For TLS 1.3, you are limited to a few pre-selected named groups (RFC 7919) and you include the identifier of the group with your key share. See sections of the RFC.
In previous versions of the protocol like TLS 1.2, the server sent the p
and g
together with the key share in ServerKeyExchange
, again see the RFC. The server had to pick some values, either from Oakley group RFCs (RFC 3526) or a random value the server generated in advance using something like openssl dhparam 2048
.
To the second part of your question, absolutely not and they have nothing to do with each other. The key exchange part performed by DHE or ECDHE and the authentication part performed by RSA or ECDSA (or theoretically EdDSA) do not share keys. Note how they often use different cryptographic primitives in the same handshake (most popular on the internet now is ECDHE with RSA certificates)!
The fact that the a
and b
in DH are called "private keys" and g^a mod p
is called a "public key" is true, but a little confusing in the context of TLS. These are ephemeral, meaning single use, short term keys. They are the opposite of long term "identity" keys that you would use for authentication.

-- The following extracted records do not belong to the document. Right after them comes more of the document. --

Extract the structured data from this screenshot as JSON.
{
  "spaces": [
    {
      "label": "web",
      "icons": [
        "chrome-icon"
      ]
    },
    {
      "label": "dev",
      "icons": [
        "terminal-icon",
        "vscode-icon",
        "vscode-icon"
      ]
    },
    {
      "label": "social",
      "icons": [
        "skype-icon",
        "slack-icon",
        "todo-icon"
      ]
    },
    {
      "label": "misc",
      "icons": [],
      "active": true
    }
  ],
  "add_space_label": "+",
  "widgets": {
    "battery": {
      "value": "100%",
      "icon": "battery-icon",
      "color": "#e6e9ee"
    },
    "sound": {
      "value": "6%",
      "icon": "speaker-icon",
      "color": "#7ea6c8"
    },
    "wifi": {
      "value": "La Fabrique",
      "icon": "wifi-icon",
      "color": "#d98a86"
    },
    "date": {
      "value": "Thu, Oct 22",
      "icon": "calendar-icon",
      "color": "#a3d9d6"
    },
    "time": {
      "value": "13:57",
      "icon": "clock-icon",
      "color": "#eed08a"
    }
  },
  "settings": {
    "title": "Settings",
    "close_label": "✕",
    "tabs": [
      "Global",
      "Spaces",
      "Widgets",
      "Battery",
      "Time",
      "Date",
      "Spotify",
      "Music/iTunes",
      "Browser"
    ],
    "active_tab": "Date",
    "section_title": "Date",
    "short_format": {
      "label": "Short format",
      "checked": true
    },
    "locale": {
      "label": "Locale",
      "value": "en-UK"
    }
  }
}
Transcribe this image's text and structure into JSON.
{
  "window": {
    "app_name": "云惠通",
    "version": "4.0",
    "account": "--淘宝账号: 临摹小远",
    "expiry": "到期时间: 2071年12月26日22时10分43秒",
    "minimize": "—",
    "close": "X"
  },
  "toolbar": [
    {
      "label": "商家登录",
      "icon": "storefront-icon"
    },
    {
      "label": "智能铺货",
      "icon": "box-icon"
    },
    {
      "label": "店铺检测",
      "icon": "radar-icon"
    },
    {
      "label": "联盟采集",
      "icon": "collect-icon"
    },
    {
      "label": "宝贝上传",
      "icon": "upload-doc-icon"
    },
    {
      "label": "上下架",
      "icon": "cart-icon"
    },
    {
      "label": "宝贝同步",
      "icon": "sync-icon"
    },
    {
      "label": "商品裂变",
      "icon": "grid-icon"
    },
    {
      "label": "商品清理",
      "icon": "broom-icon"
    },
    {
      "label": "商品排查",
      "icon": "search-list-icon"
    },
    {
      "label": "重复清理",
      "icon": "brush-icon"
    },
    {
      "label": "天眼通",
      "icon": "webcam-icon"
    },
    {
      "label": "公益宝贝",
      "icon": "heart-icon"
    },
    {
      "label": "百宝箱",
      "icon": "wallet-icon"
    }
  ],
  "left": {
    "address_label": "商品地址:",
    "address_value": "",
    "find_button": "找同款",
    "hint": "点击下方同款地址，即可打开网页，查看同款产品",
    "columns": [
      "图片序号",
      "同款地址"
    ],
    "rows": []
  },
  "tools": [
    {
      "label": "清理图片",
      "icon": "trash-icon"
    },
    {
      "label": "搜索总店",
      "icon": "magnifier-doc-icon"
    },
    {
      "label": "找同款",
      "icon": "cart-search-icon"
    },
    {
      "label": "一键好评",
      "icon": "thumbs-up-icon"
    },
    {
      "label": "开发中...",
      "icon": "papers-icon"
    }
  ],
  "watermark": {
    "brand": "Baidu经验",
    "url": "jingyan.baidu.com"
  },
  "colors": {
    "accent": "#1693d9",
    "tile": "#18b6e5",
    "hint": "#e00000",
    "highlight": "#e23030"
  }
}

When you as a client connect to a server, the server has just created a new DHE key when you connected to it. Nobody has ever seen this key before, and when the handshake is over, it will be deleted. How would you use it for authentication? Who will you ask to confirm it?
Static-DH certificates used to exist (at least in theory) a long time ago. They don't exist anymore and are not allowed. They used long term DH keys for authentication and included the public key share in the certificate, but the certificate was signed by the CA using RSA. The key exchange performed ephemeral-static DH to confirm the server. This did not provide PFS and died out in favor of RSA key exchange (which also did not provide PFS) and then ECDHE+aRSA, which finally provided PFS.
Outside the context of TLS, protocols like those based on the Noise Protocol Framework, like WireGuard, use long term ECDH keys for authentication, together with different ephemeral ECDH keys used for key exchange, thus reusing code (less code to review). TLS doesn't do that because you need to confirm the validity of the certificate chain, and for that you need offline signature validation, which you can't do with Noise (as far as I understand, please someone correct me if I'm wrong).